Under the Shadow, an Iranian horror film released quietly in the U.S. in 2016, is low-key, creepy, and tantalizingly unresolved. Set in 1980’s Tehran during the Iran-Iraq war, writer-director Babak Anvari’s story of an evil djinn’s grip on a family works largely through the power of suggestion, with a few jump scares thrown in for effective variety.
In Under the Shadow, the tension of life during war-time plays out in the domestic sphere. The film’s primary focus is the rocky relationship between Shideh, portrayed by Narges Rashidi, and her young daughter Dorsa, played by Avin Manshadi. The djinn, if it exists, uses the sharp edges of their personalities to drive them ever further apart.
Neither Shideh nor Dorsa is particularly likeable, but they are thoroughly believable. Shideh is an educated, Westernized woman whose world is slowly sliding back into the dark ages. Already struggling with her mother’s recent death, her inability to return to medical school, and her conflicts with her daughter, she is faced with her husband being sent to the war zone even as the war is approaching their doorstep.
Shideh tries to ignore the seriousness of her deteriorating situation. She clings to the modern privileges of her Jane Fonda workouts and a VCR. She clings to the idea that her home is still safe. She is dismissive of her husband’s concerns, and is frequently annoyed with her daughter. And Dorsa is frequently an annoying child, stubborn, suspicious, and obviously more fond of her father than her mother. With him gone, there is no-one to ease the strain between the mother and daughter.
The idea of evil spirits worms its way into Shideh’s thinking when her daughter’s mute playmate gives the girl a charm to protect her from djinn, evil spirits who travel on the wind and steal away what you love. The thought is reinforced by their landlady’s gossip, prejudices, and superstitions, although Shideh scoffs at such primitive beliefs.
But then the strangeness begins, with an unexploded bomb crashing through the roof of their small apartment building and triggering the death of the elderly man living on the top floor. Dorsa becomes convinced that her missing doll–a gift from her father– is in the ruined apartment. She develops a lingering fever that defies treatment. As the other families abandon the building to escape the ever-more-frequent bombings, Shideh uses the excuse of her daughter’s illness to remain behind, alone. She and her daughter rapidly descend into the grip of what may be a genuine haunting or a terrible folie à deux.

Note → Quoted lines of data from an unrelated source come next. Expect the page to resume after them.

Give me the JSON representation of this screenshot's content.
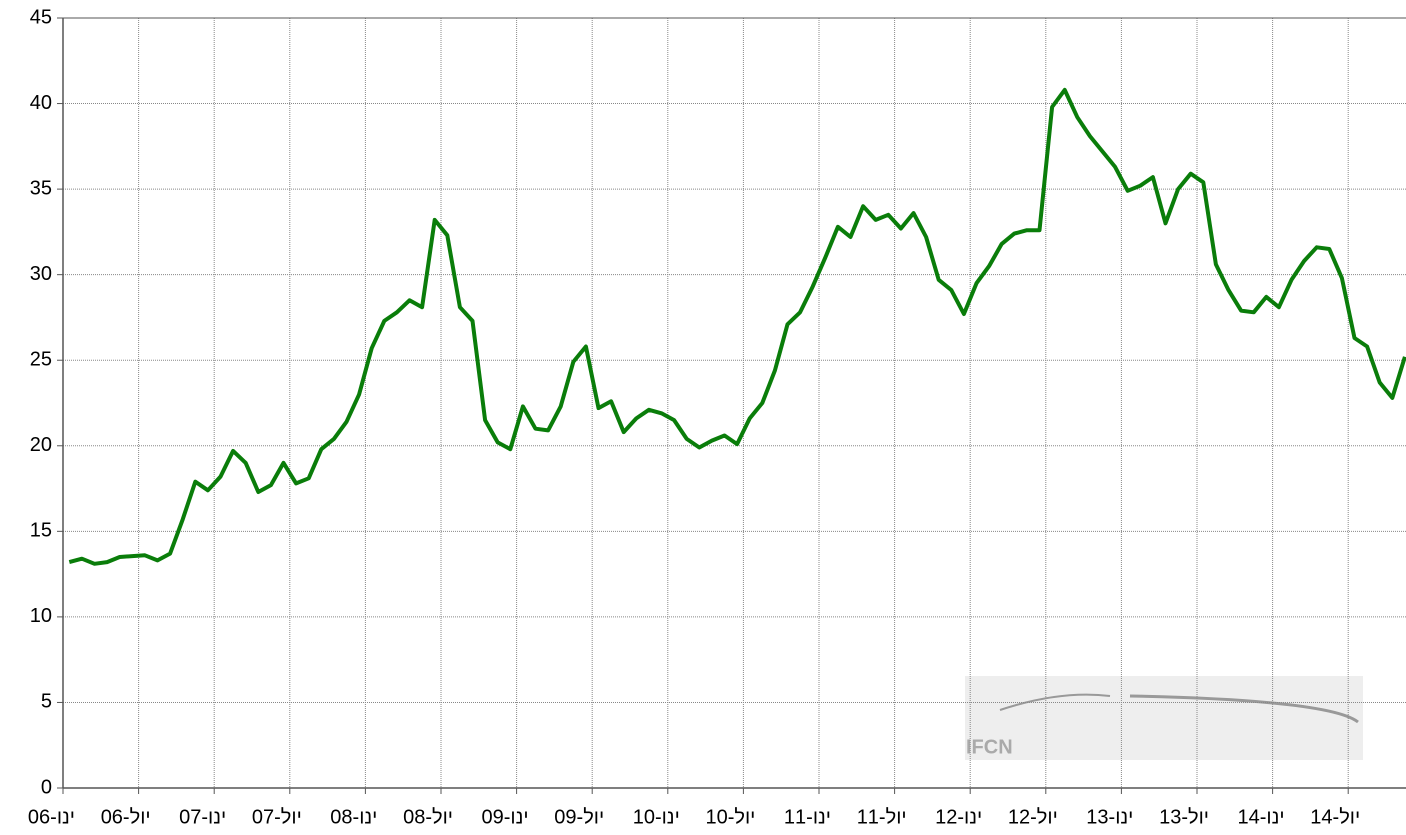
{
  "chart_data": {
    "type": "line",
    "categories": [
      "06-ינו",
      null,
      null,
      null,
      null,
      null,
      "06-יול",
      null,
      null,
      null,
      null,
      null,
      "07-ינו",
      null,
      null,
      null,
      null,
      null,
      "07-יול",
      null,
      null,
      null,
      null,
      null,
      "08-ינו",
      null,
      null,
      null,
      null,
      null,
      "08-יול",
      null,
      null,
      null,
      null,
      null,
      "09-ינו",
      null,
      null,
      null,
      null,
      null,
      "09-יול",
      null,
      null,
      null,
      null,
      null,
      "10-ינו",
      null,
      null,
      null,
      null,
      null,
      "10-יול",
      null,
      null,
      null,
      null,
      null,
      "11-ינו",
      null,
      null,
      null,
      null,
      null,
      "11-יול",
      null,
      null,
      null,
      null,
      null,
      "12-ינו",
      null,
      null,
      null,
      null,
      null,
      "12-יול",
      null,
      null,
      null,
      null,
      null,
      "13-ינו",
      null,
      null,
      null,
      null,
      null,
      "13-יול",
      null,
      null,
      null,
      null,
      null,
      "14-ינו",
      null,
      null,
      null,
      null,
      null,
      "14-יול",
      null,
      null,
      null,
      null
    ],
    "series": [
      {
        "color": "#0a7d0a",
        "values": [
          13.2,
          13.4,
          13.1,
          13.2,
          13.5,
          13.55,
          13.6,
          13.3,
          13.7,
          15.7,
          17.9,
          17.4,
          18.2,
          19.7,
          19.0,
          17.3,
          17.7,
          19.0,
          17.8,
          18.1,
          19.8,
          20.4,
          21.4,
          23.0,
          25.7,
          27.3,
          27.8,
          28.5,
          28.1,
          33.2,
          32.3,
          28.1,
          27.3,
          21.5,
          20.2,
          19.8,
          22.3,
          21.0,
          20.9,
          22.3,
          24.9,
          25.8,
          22.2,
          22.6,
          20.8,
          21.6,
          22.1,
          21.9,
          21.5,
          20.4,
          19.9,
          20.3,
          20.6,
          20.1,
          21.6,
          22.5,
          24.4,
          27.1,
          27.8,
          29.3,
          31.0,
          32.8,
          32.2,
          34.0,
          33.2,
          33.5,
          32.7,
          33.6,
          32.2,
          29.7,
          29.1,
          27.7,
          29.5,
          30.5,
          31.8,
          32.4,
          32.6,
          32.6,
          39.8,
          40.8,
          39.2,
          38.1,
          37.2,
          36.3,
          34.9,
          35.2,
          35.7,
          33.0,
          35.0,
          35.9,
          35.4,
          30.6,
          29.1,
          27.9,
          27.8,
          28.7,
          28.1,
          29.7,
          30.8,
          31.6,
          31.5,
          29.8,
          26.3,
          25.8,
          23.7,
          22.8,
          25.2
        ]
      }
    ],
    "ylim": [
      0,
      45
    ],
    "yticks": [
      0,
      5,
      10,
      15,
      20,
      25,
      30,
      35,
      40,
      45
    ],
    "grid": true,
    "watermark": "IFCN"
  }
}
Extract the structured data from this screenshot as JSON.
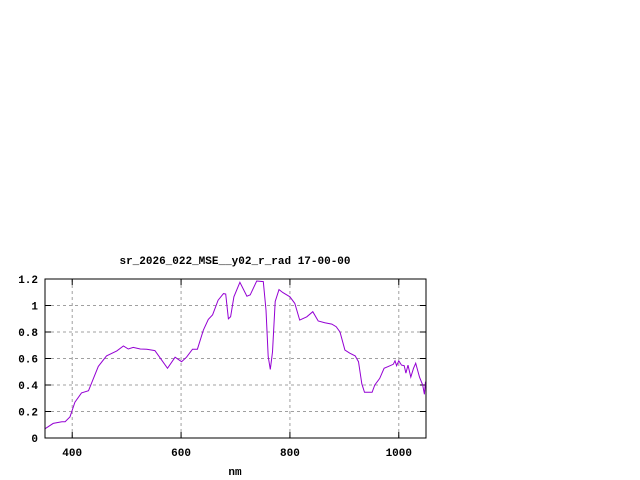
{
  "chart_data": {
    "type": "line",
    "title": "sr_2026_022_MSE__y02_r_rad 17-00-00",
    "xlabel": "nm",
    "ylabel": "",
    "xlim": [
      350,
      1050
    ],
    "ylim": [
      0,
      1.2
    ],
    "xticks": [
      400,
      600,
      800,
      1000
    ],
    "yticks": [
      0,
      0.2,
      0.4,
      0.6,
      0.8,
      1,
      1.2
    ],
    "ytick_labels": [
      "0",
      "0.2",
      "0.4",
      "0.6",
      "0.8",
      "1",
      "1.2"
    ],
    "grid": true,
    "line_color": "#9400d3",
    "x": [
      350,
      352,
      365,
      381,
      387,
      396,
      405,
      417,
      430,
      448,
      463,
      482,
      494,
      503,
      512,
      525,
      537,
      552,
      564,
      575,
      589,
      601,
      610,
      621,
      630,
      641,
      650,
      658,
      668,
      678,
      682,
      687,
      691,
      697,
      708,
      721,
      727,
      739,
      751,
      756,
      760,
      764,
      768,
      773,
      780,
      787,
      800,
      809,
      818,
      831,
      842,
      852,
      864,
      877,
      885,
      892,
      901,
      910,
      920,
      926,
      932,
      937,
      951,
      956,
      965,
      973,
      981,
      990,
      993,
      996,
      1000,
      1005,
      1010,
      1013,
      1017,
      1022,
      1027,
      1031,
      1038,
      1044,
      1047,
      1049
    ],
    "y": [
      0.07,
      0.075,
      0.11,
      0.123,
      0.123,
      0.16,
      0.27,
      0.34,
      0.357,
      0.54,
      0.62,
      0.657,
      0.694,
      0.672,
      0.684,
      0.672,
      0.67,
      0.66,
      0.59,
      0.526,
      0.61,
      0.576,
      0.61,
      0.67,
      0.67,
      0.815,
      0.895,
      0.93,
      1.04,
      1.09,
      1.087,
      0.9,
      0.915,
      1.066,
      1.175,
      1.07,
      1.08,
      1.185,
      1.18,
      0.966,
      0.614,
      0.518,
      0.65,
      1.03,
      1.12,
      1.097,
      1.066,
      1.016,
      0.89,
      0.915,
      0.953,
      0.883,
      0.87,
      0.86,
      0.84,
      0.8,
      0.664,
      0.64,
      0.62,
      0.576,
      0.41,
      0.345,
      0.345,
      0.4,
      0.45,
      0.526,
      0.54,
      0.556,
      0.583,
      0.546,
      0.583,
      0.55,
      0.546,
      0.49,
      0.55,
      0.46,
      0.526,
      0.564,
      0.46,
      0.4,
      0.33,
      0.425
    ]
  }
}
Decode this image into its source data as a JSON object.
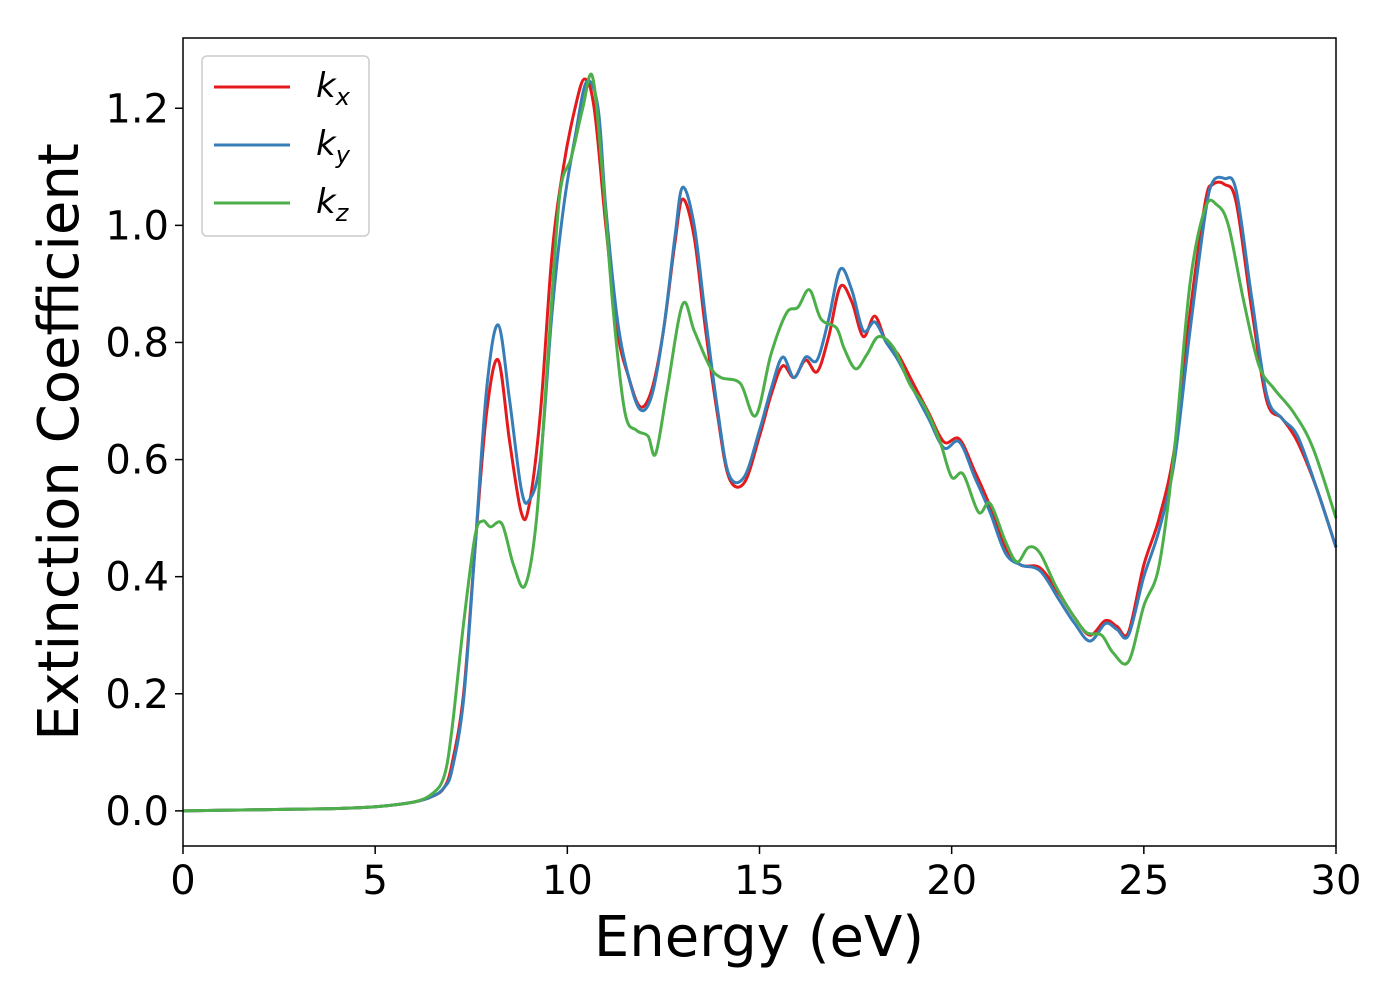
{
  "chart_data": {
    "type": "line",
    "xlabel": "Energy (eV)",
    "ylabel": "Extinction Coefficient",
    "xlim": [
      0,
      30
    ],
    "ylim": [
      -0.06,
      1.32
    ],
    "xticks": [
      "0",
      "5",
      "10",
      "15",
      "20",
      "25",
      "30"
    ],
    "yticks": [
      "0.0",
      "0.2",
      "0.4",
      "0.6",
      "0.8",
      "1.0",
      "1.2"
    ],
    "grid": false,
    "legend_position": "top-left",
    "series": [
      {
        "name": "k",
        "subscript": "x",
        "color": "#e41a1c",
        "points": [
          [
            0,
            0.0
          ],
          [
            1,
            0.001
          ],
          [
            2,
            0.002
          ],
          [
            3,
            0.003
          ],
          [
            4,
            0.004
          ],
          [
            5,
            0.007
          ],
          [
            6,
            0.015
          ],
          [
            6.5,
            0.025
          ],
          [
            6.8,
            0.04
          ],
          [
            7,
            0.08
          ],
          [
            7.3,
            0.2
          ],
          [
            7.6,
            0.45
          ],
          [
            7.9,
            0.68
          ],
          [
            8.2,
            0.77
          ],
          [
            8.5,
            0.63
          ],
          [
            8.8,
            0.51
          ],
          [
            9.0,
            0.52
          ],
          [
            9.3,
            0.68
          ],
          [
            9.6,
            0.95
          ],
          [
            9.9,
            1.1
          ],
          [
            10.2,
            1.2
          ],
          [
            10.45,
            1.25
          ],
          [
            10.7,
            1.2
          ],
          [
            11.0,
            1.0
          ],
          [
            11.3,
            0.82
          ],
          [
            11.6,
            0.74
          ],
          [
            11.9,
            0.69
          ],
          [
            12.2,
            0.72
          ],
          [
            12.5,
            0.82
          ],
          [
            12.8,
            0.97
          ],
          [
            13.0,
            1.045
          ],
          [
            13.3,
            0.98
          ],
          [
            13.6,
            0.82
          ],
          [
            13.9,
            0.68
          ],
          [
            14.2,
            0.57
          ],
          [
            14.6,
            0.56
          ],
          [
            15.0,
            0.64
          ],
          [
            15.3,
            0.71
          ],
          [
            15.6,
            0.76
          ],
          [
            15.9,
            0.74
          ],
          [
            16.2,
            0.77
          ],
          [
            16.5,
            0.75
          ],
          [
            16.8,
            0.81
          ],
          [
            17.1,
            0.895
          ],
          [
            17.4,
            0.87
          ],
          [
            17.7,
            0.81
          ],
          [
            18.0,
            0.845
          ],
          [
            18.3,
            0.8
          ],
          [
            18.6,
            0.78
          ],
          [
            19.0,
            0.73
          ],
          [
            19.4,
            0.68
          ],
          [
            19.8,
            0.63
          ],
          [
            20.2,
            0.635
          ],
          [
            20.6,
            0.58
          ],
          [
            21.0,
            0.52
          ],
          [
            21.4,
            0.45
          ],
          [
            21.8,
            0.42
          ],
          [
            22.3,
            0.415
          ],
          [
            22.8,
            0.37
          ],
          [
            23.2,
            0.33
          ],
          [
            23.6,
            0.3
          ],
          [
            24.0,
            0.325
          ],
          [
            24.3,
            0.315
          ],
          [
            24.6,
            0.305
          ],
          [
            25.0,
            0.42
          ],
          [
            25.4,
            0.5
          ],
          [
            25.8,
            0.62
          ],
          [
            26.2,
            0.85
          ],
          [
            26.6,
            1.04
          ],
          [
            26.8,
            1.07
          ],
          [
            27.1,
            1.07
          ],
          [
            27.4,
            1.04
          ],
          [
            27.8,
            0.86
          ],
          [
            28.2,
            0.7
          ],
          [
            28.6,
            0.67
          ],
          [
            29.0,
            0.63
          ],
          [
            29.5,
            0.55
          ],
          [
            30,
            0.45
          ]
        ]
      },
      {
        "name": "k",
        "subscript": "y",
        "color": "#377eb8",
        "points": [
          [
            0,
            0.0
          ],
          [
            1,
            0.001
          ],
          [
            2,
            0.002
          ],
          [
            3,
            0.003
          ],
          [
            4,
            0.004
          ],
          [
            5,
            0.007
          ],
          [
            6,
            0.015
          ],
          [
            6.5,
            0.025
          ],
          [
            6.8,
            0.04
          ],
          [
            7,
            0.07
          ],
          [
            7.3,
            0.19
          ],
          [
            7.6,
            0.45
          ],
          [
            7.9,
            0.72
          ],
          [
            8.2,
            0.83
          ],
          [
            8.5,
            0.7
          ],
          [
            8.8,
            0.55
          ],
          [
            9.0,
            0.53
          ],
          [
            9.3,
            0.6
          ],
          [
            9.6,
            0.85
          ],
          [
            9.9,
            1.03
          ],
          [
            10.2,
            1.15
          ],
          [
            10.5,
            1.245
          ],
          [
            10.8,
            1.2
          ],
          [
            11.0,
            1.03
          ],
          [
            11.3,
            0.84
          ],
          [
            11.6,
            0.74
          ],
          [
            11.9,
            0.685
          ],
          [
            12.2,
            0.71
          ],
          [
            12.5,
            0.82
          ],
          [
            12.8,
            0.98
          ],
          [
            13.0,
            1.065
          ],
          [
            13.3,
            1.0
          ],
          [
            13.6,
            0.84
          ],
          [
            13.9,
            0.69
          ],
          [
            14.2,
            0.575
          ],
          [
            14.6,
            0.57
          ],
          [
            15.0,
            0.65
          ],
          [
            15.3,
            0.72
          ],
          [
            15.6,
            0.775
          ],
          [
            15.9,
            0.74
          ],
          [
            16.2,
            0.775
          ],
          [
            16.5,
            0.77
          ],
          [
            16.8,
            0.84
          ],
          [
            17.1,
            0.925
          ],
          [
            17.4,
            0.89
          ],
          [
            17.7,
            0.82
          ],
          [
            18.0,
            0.835
          ],
          [
            18.3,
            0.8
          ],
          [
            18.6,
            0.77
          ],
          [
            19.0,
            0.72
          ],
          [
            19.4,
            0.67
          ],
          [
            19.8,
            0.62
          ],
          [
            20.2,
            0.63
          ],
          [
            20.6,
            0.57
          ],
          [
            21.0,
            0.51
          ],
          [
            21.4,
            0.44
          ],
          [
            21.8,
            0.42
          ],
          [
            22.3,
            0.41
          ],
          [
            22.8,
            0.36
          ],
          [
            23.2,
            0.32
          ],
          [
            23.6,
            0.29
          ],
          [
            24.0,
            0.32
          ],
          [
            24.3,
            0.31
          ],
          [
            24.6,
            0.3
          ],
          [
            25.0,
            0.4
          ],
          [
            25.4,
            0.48
          ],
          [
            25.8,
            0.6
          ],
          [
            26.2,
            0.82
          ],
          [
            26.6,
            1.02
          ],
          [
            26.8,
            1.075
          ],
          [
            27.1,
            1.08
          ],
          [
            27.4,
            1.06
          ],
          [
            27.8,
            0.88
          ],
          [
            28.2,
            0.71
          ],
          [
            28.6,
            0.67
          ],
          [
            29.0,
            0.64
          ],
          [
            29.5,
            0.55
          ],
          [
            30,
            0.45
          ]
        ]
      },
      {
        "name": "k",
        "subscript": "z",
        "color": "#4daf4a",
        "points": [
          [
            0,
            0.0
          ],
          [
            1,
            0.001
          ],
          [
            2,
            0.002
          ],
          [
            3,
            0.003
          ],
          [
            4,
            0.004
          ],
          [
            5,
            0.007
          ],
          [
            6,
            0.015
          ],
          [
            6.5,
            0.03
          ],
          [
            6.8,
            0.06
          ],
          [
            7,
            0.14
          ],
          [
            7.3,
            0.32
          ],
          [
            7.6,
            0.47
          ],
          [
            7.8,
            0.495
          ],
          [
            8.0,
            0.485
          ],
          [
            8.3,
            0.49
          ],
          [
            8.6,
            0.42
          ],
          [
            8.9,
            0.385
          ],
          [
            9.2,
            0.5
          ],
          [
            9.5,
            0.78
          ],
          [
            9.8,
            1.05
          ],
          [
            10.1,
            1.115
          ],
          [
            10.4,
            1.2
          ],
          [
            10.65,
            1.255
          ],
          [
            10.9,
            1.1
          ],
          [
            11.2,
            0.85
          ],
          [
            11.5,
            0.68
          ],
          [
            11.8,
            0.65
          ],
          [
            12.1,
            0.64
          ],
          [
            12.3,
            0.61
          ],
          [
            12.6,
            0.72
          ],
          [
            13.0,
            0.865
          ],
          [
            13.3,
            0.82
          ],
          [
            13.7,
            0.76
          ],
          [
            14.0,
            0.74
          ],
          [
            14.5,
            0.73
          ],
          [
            14.9,
            0.675
          ],
          [
            15.3,
            0.78
          ],
          [
            15.7,
            0.85
          ],
          [
            16.0,
            0.86
          ],
          [
            16.3,
            0.89
          ],
          [
            16.6,
            0.84
          ],
          [
            17.0,
            0.825
          ],
          [
            17.2,
            0.79
          ],
          [
            17.5,
            0.755
          ],
          [
            17.8,
            0.78
          ],
          [
            18.1,
            0.81
          ],
          [
            18.5,
            0.79
          ],
          [
            18.9,
            0.73
          ],
          [
            19.3,
            0.69
          ],
          [
            19.7,
            0.63
          ],
          [
            20.0,
            0.57
          ],
          [
            20.3,
            0.575
          ],
          [
            20.7,
            0.51
          ],
          [
            21.0,
            0.525
          ],
          [
            21.4,
            0.46
          ],
          [
            21.7,
            0.425
          ],
          [
            22.0,
            0.45
          ],
          [
            22.3,
            0.44
          ],
          [
            22.7,
            0.385
          ],
          [
            23.1,
            0.34
          ],
          [
            23.5,
            0.305
          ],
          [
            23.9,
            0.3
          ],
          [
            24.2,
            0.27
          ],
          [
            24.6,
            0.255
          ],
          [
            25.0,
            0.35
          ],
          [
            25.4,
            0.42
          ],
          [
            25.8,
            0.62
          ],
          [
            26.2,
            0.9
          ],
          [
            26.6,
            1.03
          ],
          [
            26.9,
            1.035
          ],
          [
            27.2,
            1.0
          ],
          [
            27.6,
            0.87
          ],
          [
            28.0,
            0.76
          ],
          [
            28.4,
            0.72
          ],
          [
            28.9,
            0.68
          ],
          [
            29.4,
            0.62
          ],
          [
            30,
            0.5
          ]
        ]
      }
    ]
  }
}
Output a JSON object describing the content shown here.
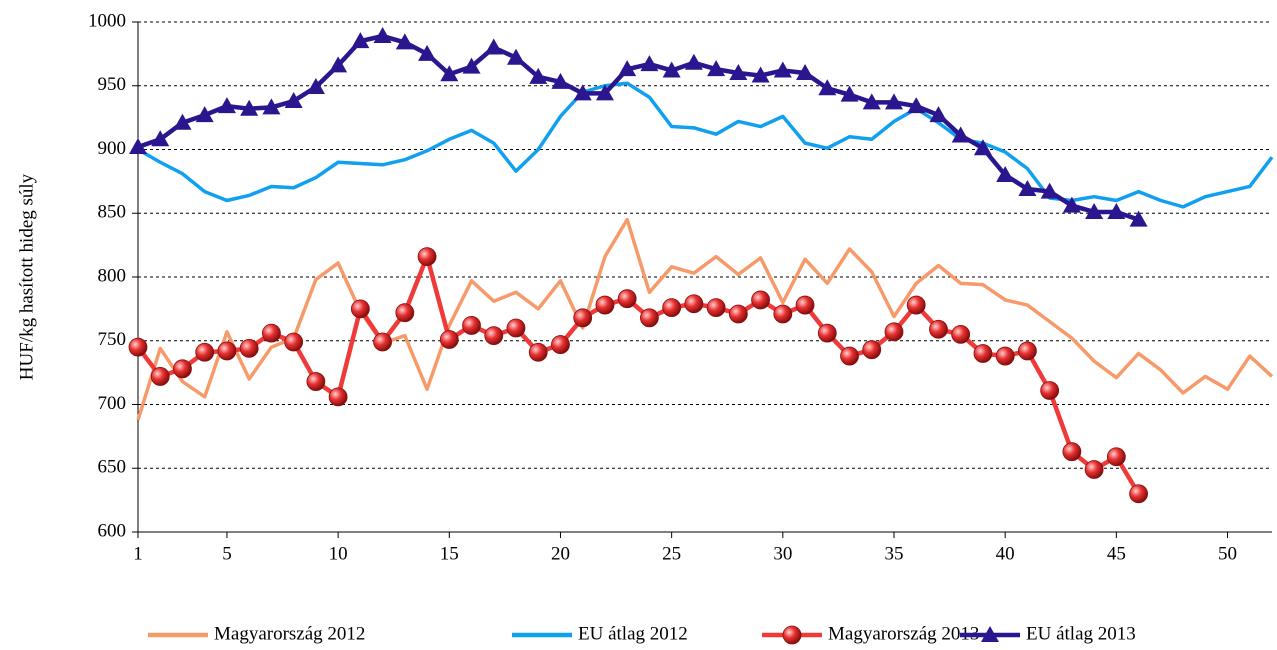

Much of Under the Shadow’s power is derived from the absence of anything solid to fear. Anvari is frugal with his depictions of the djinn. The spirit is all flapping fabric and half-seen figures, a gaping mouth and a panicked child’s voice. The growing threat to Shideh and Dorsa seems to come from within, as their interactions become increasingly ugly under the pressure of Dorsa’s inexplicable illness and Shideh’s maternal failings. At one point the tension drives Dorsa to physically attack her mother in a scene I found far more wrenching than the scenes of supernatural malice.
In the end, Under the Shadow is an intimate ghost story that reflects the oppression of beliefs, politics, and culture as much as the oppression of the supernatural. Anvari leaves many of the questions he introduces open-ended. He allows the film to keep its loose ends even as he offers a familiar-looking conclusion that in lesser hands would scream of a sequel–because in life, as in art, inescapable uncertainty can be the scariest part.